After you die, your body’s atoms will disperse and find new venues, making their way into oceans, trees and other bodies. But according to the laws of quantum mechanics, all of the information about your body’s build and function will prevail. The relations between the atoms, the uncountable particulars that made you you, will remain forever preserved, albeit in unrecognisably scrambled form – lost in practice, but immortal in principle.

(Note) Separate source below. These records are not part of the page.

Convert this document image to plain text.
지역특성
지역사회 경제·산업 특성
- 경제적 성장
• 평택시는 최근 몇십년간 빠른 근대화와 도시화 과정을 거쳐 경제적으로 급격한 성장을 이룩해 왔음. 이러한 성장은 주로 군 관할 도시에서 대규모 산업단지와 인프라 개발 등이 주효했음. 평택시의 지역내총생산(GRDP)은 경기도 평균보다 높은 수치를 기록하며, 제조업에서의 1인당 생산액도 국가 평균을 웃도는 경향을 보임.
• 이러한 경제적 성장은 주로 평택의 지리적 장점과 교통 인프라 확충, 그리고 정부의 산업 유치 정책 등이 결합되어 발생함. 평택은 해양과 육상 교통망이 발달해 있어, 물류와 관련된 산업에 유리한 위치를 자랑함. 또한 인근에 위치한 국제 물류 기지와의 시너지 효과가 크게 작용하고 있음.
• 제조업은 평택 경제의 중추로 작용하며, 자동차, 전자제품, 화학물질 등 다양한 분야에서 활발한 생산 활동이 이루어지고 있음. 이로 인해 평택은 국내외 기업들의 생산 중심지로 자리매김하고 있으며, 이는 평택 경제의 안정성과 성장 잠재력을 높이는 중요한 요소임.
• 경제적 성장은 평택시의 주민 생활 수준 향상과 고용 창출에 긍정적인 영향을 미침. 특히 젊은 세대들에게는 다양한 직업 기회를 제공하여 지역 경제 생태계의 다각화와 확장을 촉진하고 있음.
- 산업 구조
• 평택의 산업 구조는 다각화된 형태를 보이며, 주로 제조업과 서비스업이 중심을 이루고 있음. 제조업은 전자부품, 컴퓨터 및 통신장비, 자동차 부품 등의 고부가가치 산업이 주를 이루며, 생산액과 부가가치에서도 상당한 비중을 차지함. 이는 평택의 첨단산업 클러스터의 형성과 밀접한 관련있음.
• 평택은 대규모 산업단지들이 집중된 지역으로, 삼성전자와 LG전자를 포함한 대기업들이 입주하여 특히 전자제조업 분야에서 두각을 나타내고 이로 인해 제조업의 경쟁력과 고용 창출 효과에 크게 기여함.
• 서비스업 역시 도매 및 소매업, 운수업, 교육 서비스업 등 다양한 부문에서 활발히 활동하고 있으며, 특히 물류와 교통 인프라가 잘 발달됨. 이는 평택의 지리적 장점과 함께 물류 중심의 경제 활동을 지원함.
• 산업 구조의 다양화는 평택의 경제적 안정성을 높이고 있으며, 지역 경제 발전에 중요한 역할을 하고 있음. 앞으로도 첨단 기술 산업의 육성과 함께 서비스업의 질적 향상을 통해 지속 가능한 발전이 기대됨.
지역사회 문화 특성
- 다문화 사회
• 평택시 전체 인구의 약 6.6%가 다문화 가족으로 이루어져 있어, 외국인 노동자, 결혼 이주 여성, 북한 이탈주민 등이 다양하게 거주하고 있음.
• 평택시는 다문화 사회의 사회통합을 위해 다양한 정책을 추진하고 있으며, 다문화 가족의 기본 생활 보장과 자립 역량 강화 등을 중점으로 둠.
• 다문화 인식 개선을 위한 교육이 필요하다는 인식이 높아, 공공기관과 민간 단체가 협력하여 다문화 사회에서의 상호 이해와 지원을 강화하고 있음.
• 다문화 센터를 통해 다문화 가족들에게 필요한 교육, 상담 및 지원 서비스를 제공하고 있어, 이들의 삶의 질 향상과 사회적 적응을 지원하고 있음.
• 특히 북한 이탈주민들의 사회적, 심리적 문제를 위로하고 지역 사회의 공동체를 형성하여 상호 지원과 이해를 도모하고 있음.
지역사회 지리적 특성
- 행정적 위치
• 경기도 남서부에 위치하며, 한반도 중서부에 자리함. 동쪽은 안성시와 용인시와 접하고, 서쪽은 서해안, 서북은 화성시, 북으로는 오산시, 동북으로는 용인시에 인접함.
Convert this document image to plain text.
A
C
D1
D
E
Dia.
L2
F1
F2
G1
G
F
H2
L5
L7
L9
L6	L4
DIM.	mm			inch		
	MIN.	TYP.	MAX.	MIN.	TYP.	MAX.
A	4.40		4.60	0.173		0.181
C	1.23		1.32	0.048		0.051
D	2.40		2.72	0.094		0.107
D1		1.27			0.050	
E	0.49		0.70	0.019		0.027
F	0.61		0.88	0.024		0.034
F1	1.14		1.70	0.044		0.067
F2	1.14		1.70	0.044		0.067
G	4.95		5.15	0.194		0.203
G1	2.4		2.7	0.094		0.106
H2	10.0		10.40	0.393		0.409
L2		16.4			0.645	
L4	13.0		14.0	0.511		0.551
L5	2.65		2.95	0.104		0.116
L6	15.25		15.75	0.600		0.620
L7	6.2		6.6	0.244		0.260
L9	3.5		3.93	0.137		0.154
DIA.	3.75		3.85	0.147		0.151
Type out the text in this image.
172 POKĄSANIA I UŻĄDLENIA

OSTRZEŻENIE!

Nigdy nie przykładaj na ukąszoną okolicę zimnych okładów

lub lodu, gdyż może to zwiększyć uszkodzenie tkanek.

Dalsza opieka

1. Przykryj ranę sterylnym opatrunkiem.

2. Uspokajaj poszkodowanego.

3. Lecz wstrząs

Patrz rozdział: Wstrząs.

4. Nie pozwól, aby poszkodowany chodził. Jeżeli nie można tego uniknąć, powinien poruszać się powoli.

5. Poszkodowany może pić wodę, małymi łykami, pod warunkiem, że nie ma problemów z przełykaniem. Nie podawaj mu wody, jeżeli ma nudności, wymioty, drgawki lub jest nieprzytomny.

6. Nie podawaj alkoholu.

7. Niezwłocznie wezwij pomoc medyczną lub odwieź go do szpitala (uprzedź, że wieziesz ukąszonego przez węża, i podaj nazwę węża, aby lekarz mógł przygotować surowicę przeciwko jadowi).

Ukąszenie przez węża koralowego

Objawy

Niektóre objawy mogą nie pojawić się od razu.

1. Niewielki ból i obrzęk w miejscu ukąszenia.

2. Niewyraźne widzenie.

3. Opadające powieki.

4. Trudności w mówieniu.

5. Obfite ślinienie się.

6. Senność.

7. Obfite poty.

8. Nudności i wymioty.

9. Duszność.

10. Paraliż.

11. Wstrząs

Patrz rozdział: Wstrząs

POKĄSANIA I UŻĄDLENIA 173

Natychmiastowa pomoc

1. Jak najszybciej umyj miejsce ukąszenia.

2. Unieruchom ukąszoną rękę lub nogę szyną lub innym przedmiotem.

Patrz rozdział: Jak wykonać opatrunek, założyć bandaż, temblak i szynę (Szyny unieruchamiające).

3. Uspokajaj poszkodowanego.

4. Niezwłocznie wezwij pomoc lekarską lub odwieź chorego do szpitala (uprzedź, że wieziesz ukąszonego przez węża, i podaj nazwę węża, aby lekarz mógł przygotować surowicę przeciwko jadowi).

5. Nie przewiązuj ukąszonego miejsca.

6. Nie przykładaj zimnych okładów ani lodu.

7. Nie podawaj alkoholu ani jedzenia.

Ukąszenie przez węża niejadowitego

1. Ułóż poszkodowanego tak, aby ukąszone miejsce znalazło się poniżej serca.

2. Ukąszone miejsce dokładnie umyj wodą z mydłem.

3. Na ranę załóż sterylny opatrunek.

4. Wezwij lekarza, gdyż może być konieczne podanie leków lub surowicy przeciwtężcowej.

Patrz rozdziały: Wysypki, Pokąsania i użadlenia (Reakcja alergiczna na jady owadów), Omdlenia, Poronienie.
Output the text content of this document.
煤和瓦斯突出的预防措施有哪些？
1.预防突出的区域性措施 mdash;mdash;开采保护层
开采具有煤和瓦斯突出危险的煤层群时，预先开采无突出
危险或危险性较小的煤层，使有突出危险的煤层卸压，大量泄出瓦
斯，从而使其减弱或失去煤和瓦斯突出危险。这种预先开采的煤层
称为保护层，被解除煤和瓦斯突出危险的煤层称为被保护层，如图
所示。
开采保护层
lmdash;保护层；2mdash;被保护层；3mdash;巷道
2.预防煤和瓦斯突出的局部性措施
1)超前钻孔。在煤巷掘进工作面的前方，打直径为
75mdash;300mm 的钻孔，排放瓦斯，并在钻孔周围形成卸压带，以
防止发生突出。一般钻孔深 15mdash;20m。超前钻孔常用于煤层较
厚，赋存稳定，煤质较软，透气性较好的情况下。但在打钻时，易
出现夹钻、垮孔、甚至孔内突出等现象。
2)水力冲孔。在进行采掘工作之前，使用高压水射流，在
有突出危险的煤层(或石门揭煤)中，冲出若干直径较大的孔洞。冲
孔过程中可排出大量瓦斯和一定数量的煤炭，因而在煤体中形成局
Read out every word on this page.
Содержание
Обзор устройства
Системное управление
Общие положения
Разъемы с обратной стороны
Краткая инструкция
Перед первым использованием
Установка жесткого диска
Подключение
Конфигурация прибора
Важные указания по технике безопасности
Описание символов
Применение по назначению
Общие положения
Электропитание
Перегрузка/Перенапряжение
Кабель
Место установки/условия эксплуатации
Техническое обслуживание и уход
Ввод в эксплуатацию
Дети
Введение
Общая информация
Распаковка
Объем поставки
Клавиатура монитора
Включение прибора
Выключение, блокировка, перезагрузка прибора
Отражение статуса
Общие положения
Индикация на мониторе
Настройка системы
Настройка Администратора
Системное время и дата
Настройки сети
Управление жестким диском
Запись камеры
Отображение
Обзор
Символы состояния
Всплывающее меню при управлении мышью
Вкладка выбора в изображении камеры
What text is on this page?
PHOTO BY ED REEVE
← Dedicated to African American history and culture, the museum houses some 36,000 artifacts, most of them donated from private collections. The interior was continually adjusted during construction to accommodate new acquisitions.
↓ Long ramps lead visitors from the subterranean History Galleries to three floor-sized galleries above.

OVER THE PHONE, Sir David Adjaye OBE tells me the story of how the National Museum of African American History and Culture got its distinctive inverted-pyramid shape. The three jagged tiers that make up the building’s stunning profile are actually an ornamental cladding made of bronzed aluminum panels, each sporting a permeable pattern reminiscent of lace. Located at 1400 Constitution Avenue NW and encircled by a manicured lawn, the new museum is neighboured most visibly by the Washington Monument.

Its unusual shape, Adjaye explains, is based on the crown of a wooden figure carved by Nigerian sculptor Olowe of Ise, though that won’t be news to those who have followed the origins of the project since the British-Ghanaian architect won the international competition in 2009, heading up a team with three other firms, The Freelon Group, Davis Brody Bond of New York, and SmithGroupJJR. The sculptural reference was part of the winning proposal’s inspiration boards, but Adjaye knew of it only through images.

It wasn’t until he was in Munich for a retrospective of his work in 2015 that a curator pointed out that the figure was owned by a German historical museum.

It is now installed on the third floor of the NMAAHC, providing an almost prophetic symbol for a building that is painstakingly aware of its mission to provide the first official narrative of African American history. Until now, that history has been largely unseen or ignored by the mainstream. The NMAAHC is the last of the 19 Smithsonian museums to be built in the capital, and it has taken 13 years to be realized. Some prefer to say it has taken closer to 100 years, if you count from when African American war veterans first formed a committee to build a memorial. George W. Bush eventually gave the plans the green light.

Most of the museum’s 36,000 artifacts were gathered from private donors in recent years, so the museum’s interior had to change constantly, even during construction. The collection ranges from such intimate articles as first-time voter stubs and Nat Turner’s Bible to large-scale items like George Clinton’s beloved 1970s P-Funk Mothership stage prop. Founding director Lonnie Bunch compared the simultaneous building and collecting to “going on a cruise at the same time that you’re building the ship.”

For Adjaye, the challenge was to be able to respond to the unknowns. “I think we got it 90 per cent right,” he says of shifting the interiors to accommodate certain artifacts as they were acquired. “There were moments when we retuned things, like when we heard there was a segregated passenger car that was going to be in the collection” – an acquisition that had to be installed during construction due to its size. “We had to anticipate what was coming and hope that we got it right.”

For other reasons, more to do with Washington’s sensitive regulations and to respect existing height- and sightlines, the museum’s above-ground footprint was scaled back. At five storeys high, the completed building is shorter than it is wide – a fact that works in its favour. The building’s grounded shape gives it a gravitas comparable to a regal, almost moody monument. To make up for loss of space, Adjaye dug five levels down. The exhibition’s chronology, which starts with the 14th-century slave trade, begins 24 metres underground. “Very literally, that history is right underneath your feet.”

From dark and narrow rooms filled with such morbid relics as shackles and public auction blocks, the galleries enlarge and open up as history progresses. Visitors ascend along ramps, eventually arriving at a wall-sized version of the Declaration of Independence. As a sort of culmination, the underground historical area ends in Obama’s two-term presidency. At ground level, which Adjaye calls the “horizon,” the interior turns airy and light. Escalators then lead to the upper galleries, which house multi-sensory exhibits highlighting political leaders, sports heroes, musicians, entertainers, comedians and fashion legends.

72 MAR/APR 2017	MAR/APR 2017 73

There is only one apparent exception to this reassuring concept: according to our current physical understanding, information cannot survive an encounter with a black hole. Forty years ago, Stephen Hawking demonstrated that black holes destroy information for good. Whatever falls into a black hole disappears from the rest of the Universe. It eventually reemerges in a wind of particles – ‘Hawking radiation’ – that leaks away from the event horizon, the black hole’s outer physical boundary. In this way, black holes slowly evaporate, but the process erases all knowledge about the black hole’s formation. The radiation merely carries data for the total mass, charge and angular momentum of the matter that collapsed; every other detail about anything that fell into the black hole is irretrievably lost.
Hawking’s discovery of black-hole evaporation has presented theoretical physicists with a huge conundrum: general relativity says that black holes must destroy information; quantum mechanics says it cannot happen because information must live on eternally. Both general relativity and quantum mechanics are extremely well-tested theories, and yet they refuse to combine. The clash reveals something much more fundamental than a seemingly exotic quirk about black holes: the information paradox makes it aptly clear that physicists still do not understand the fundamental laws of nature.
But Gia Dvali, professor of physics at the Ludwig-Maximilians University of Munich, believes he’s found the solution. ‘Black holes are quantum computers,’ he says. ‘We have an explicit information-processing sequence.’ If he is correct, the paradox is no more, and information truly is immortal. Even more startling, perhaps, is that his concept has practical implications. In the future, we might be able to tap black-hole physics to construct quantum computers of our own.